Publié le par Aimela

Aurélia thierrée

 


 

Maintenant que je suis bien installée, personne ne pourra la prendre sans que je m'en rende compte se dit Lorye.



La commode a toujours été le meuble important de sa grand mère. Une fois par an elle passait des heures à la poncer dans le sens du bois puis la vernir et enfin la reluire. Le reste du temps elle l'encaustiquait à la cire d'abeille qui sentait bon. Lorye avait perdu ses parents dans un accident alors qu'elle était petite, c'est sa grand-mère qui l'a élevée, ses oncles et tantes ne voulant pas d'elle. Lorye aimait ce mastodonte et surtout l'odeur de la cire assistait sa grand mère jusqu'à que celle ci ne le puisse plus. Lorye avait pris le relais. Sa grand mère était heureuse et lui promit le meuble...un jour.



Grand mère est décédé. la famille l'a enterrée et maintenant elle vide la maison tout en se déchirant le moindre morceau sous le regard indifférent de lorye jusqu'au moment de la commode. Les deux tantes se la disputent. C'est à moi dit Lorye, grand -mère me l'a donnée.



 - Rien n'est à toi ici, elle n'a pas fait de testament donc la commode est pour l'un ou l'autre de ses enfants, tu n'es que sa petite fille, prends quelque bibelots, des photos mais les meubles sont pour nous.



 - Je crois que tu t'es bien servie dit Rose, tu pourrais m'en laisser un peu.



 - Tu t'es regardée, tu as pris la télé, le magnétoscope.



 - Et toi tous les meubles, tu me laisses celui là.



 - M'as tu bien vue là ? Elle est pour moi.



- Battez vous comme vous voulez, je ne vous laisserai pas ma commode moi seule sait comment l'entretenir avec amour.



 - Amour ? Tu es dingue ou quoi, de l'amour pour un meuble, on aura tout vu.



 - Oui amour, grand mère adorait cette commode, c'était son monde secret disait elle, elle me l'a confiée.



 - Je t'ai déjà dit que je la prenais, j'en ai besoin pour la chambre Nestor alors dégage.



 - Tant pis pour Nestor mais je reste ici et elle aussi. Personne, vous entendez tous, personne n'enlèvera ma commode.



En entendant les cris, un des oncles arrive:



 - Qu'est ce qu'il se passe les filles ?



 - Rose et Ingrid veulent la commode et elle est à moi.



 - Non à moi dit Rose.



 - Pas question répond Ingrid.



 - Elle est ...



 - On se calme dit l'oncle on verra ça demain, ce soir je suis crevé allons manger.

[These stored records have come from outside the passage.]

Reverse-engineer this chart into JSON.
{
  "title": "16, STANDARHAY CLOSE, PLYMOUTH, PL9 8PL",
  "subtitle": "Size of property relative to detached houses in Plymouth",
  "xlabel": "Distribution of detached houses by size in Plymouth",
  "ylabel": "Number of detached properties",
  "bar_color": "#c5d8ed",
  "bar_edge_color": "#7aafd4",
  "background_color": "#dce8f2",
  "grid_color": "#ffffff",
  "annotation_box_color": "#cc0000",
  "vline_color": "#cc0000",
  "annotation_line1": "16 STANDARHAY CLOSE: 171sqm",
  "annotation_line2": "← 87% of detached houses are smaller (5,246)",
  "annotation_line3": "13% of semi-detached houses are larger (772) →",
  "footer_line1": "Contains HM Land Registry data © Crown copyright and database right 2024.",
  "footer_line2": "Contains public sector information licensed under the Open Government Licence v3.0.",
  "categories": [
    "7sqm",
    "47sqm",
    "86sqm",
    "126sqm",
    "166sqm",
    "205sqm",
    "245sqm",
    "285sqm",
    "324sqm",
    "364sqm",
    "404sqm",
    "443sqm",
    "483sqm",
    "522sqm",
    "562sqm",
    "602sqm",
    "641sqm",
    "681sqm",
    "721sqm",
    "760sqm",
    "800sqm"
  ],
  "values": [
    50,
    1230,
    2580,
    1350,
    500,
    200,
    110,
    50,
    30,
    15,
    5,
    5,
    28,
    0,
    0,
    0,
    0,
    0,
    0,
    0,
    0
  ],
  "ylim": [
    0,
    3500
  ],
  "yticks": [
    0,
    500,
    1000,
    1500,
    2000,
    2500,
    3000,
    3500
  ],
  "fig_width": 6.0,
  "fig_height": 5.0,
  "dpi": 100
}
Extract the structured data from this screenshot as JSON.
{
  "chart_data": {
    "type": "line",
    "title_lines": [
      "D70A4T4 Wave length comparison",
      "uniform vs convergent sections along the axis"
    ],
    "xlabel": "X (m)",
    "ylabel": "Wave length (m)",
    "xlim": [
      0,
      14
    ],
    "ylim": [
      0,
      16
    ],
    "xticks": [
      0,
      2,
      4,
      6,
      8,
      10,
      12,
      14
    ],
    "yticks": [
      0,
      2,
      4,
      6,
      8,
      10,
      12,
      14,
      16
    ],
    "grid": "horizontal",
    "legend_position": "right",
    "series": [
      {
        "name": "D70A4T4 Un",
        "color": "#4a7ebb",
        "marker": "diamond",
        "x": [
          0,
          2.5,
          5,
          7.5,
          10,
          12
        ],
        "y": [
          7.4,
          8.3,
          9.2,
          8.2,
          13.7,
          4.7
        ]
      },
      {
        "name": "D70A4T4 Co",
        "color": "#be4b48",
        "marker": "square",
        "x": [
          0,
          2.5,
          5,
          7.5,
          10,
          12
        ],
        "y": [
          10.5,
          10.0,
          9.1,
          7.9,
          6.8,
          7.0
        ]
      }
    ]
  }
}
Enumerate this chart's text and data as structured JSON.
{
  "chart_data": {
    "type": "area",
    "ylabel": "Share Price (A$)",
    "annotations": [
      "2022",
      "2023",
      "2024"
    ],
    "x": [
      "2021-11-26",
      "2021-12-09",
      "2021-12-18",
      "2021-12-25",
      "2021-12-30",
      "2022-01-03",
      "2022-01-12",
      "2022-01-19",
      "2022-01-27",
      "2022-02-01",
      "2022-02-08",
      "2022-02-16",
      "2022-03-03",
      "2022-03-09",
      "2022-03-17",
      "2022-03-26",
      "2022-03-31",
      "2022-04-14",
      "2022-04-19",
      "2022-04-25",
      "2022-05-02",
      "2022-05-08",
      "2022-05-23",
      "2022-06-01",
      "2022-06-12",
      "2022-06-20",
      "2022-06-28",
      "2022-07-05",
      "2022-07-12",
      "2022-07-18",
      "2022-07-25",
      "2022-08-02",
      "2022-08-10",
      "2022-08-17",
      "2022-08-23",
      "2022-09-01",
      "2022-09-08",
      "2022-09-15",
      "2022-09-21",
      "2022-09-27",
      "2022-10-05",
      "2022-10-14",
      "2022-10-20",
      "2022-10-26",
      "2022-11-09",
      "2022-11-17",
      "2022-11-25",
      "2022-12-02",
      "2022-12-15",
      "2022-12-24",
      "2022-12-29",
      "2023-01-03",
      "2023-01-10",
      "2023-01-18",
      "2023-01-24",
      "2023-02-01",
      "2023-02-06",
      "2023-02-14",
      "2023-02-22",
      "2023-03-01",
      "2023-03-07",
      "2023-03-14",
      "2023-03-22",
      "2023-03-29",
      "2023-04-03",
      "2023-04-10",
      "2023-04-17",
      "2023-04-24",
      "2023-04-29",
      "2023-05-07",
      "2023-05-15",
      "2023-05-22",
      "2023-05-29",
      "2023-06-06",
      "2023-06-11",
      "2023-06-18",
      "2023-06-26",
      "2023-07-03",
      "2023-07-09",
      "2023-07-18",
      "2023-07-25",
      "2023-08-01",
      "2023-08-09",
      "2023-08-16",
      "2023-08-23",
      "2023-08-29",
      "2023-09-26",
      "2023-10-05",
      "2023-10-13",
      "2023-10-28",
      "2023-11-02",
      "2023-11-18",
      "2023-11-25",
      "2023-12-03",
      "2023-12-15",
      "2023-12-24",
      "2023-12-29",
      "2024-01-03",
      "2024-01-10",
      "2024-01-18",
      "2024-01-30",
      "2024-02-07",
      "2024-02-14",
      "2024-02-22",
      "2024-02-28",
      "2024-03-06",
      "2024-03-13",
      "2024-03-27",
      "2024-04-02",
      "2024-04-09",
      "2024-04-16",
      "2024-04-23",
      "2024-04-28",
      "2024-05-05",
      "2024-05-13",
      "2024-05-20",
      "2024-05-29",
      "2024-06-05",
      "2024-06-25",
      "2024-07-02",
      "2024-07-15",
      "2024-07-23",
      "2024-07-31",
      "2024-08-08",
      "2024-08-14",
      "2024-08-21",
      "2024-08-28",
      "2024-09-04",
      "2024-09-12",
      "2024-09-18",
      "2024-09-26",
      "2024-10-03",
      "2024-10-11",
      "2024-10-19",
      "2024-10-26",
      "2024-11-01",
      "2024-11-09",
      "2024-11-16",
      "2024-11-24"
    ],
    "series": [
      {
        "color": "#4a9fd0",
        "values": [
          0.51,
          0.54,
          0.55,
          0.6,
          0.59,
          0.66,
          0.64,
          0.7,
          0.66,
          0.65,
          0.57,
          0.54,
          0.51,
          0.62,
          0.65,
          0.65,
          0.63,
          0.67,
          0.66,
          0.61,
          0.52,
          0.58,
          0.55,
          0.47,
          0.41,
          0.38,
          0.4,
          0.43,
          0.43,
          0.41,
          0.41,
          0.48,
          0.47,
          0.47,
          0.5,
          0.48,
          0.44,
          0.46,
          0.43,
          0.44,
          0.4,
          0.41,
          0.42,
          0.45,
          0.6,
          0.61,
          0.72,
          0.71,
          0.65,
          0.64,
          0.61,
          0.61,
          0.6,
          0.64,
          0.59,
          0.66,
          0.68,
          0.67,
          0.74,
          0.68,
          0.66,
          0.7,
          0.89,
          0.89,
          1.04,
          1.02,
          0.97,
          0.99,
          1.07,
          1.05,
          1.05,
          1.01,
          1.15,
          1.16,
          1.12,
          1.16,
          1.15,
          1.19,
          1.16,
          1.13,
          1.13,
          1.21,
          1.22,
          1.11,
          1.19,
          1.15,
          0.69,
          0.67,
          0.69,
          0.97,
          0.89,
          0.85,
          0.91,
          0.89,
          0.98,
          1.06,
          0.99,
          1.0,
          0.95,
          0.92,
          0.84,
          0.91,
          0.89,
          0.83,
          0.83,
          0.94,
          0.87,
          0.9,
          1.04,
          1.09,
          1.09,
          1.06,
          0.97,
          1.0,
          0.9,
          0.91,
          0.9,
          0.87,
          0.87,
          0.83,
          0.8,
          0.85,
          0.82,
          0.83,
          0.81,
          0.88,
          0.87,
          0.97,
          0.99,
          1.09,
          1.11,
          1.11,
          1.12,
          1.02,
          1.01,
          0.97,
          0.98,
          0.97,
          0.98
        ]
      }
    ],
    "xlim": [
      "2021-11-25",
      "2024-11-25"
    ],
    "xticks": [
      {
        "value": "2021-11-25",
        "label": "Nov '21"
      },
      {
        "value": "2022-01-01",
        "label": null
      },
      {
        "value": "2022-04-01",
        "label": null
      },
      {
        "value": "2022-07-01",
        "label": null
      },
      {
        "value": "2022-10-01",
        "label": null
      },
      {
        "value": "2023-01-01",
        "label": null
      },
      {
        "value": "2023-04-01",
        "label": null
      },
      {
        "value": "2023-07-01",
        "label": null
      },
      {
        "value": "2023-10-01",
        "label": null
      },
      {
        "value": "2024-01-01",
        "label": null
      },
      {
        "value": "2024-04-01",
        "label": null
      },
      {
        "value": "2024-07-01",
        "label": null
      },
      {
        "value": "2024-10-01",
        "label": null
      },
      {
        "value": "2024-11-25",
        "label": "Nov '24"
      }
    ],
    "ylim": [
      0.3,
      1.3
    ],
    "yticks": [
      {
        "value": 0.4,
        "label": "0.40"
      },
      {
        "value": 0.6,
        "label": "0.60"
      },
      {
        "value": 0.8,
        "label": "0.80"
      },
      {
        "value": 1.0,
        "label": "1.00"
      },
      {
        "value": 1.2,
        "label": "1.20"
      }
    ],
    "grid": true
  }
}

Après le souper à la grimace  alors que tout monde est au lit, Lorye sort de sa chambre, descend dans le salon, retire son peignoire de soie rose et s'installe dans un tiroir de la commode. Il faut dire qu'elle est petite est mince et le tiroir bien profond. Elle prend soin de coincer son bras droit dans le tiroir au dessus.

Maintenant que je suis bien installée, personne ne pourra la prendre sans que je m'en rende compte se dit Lorye.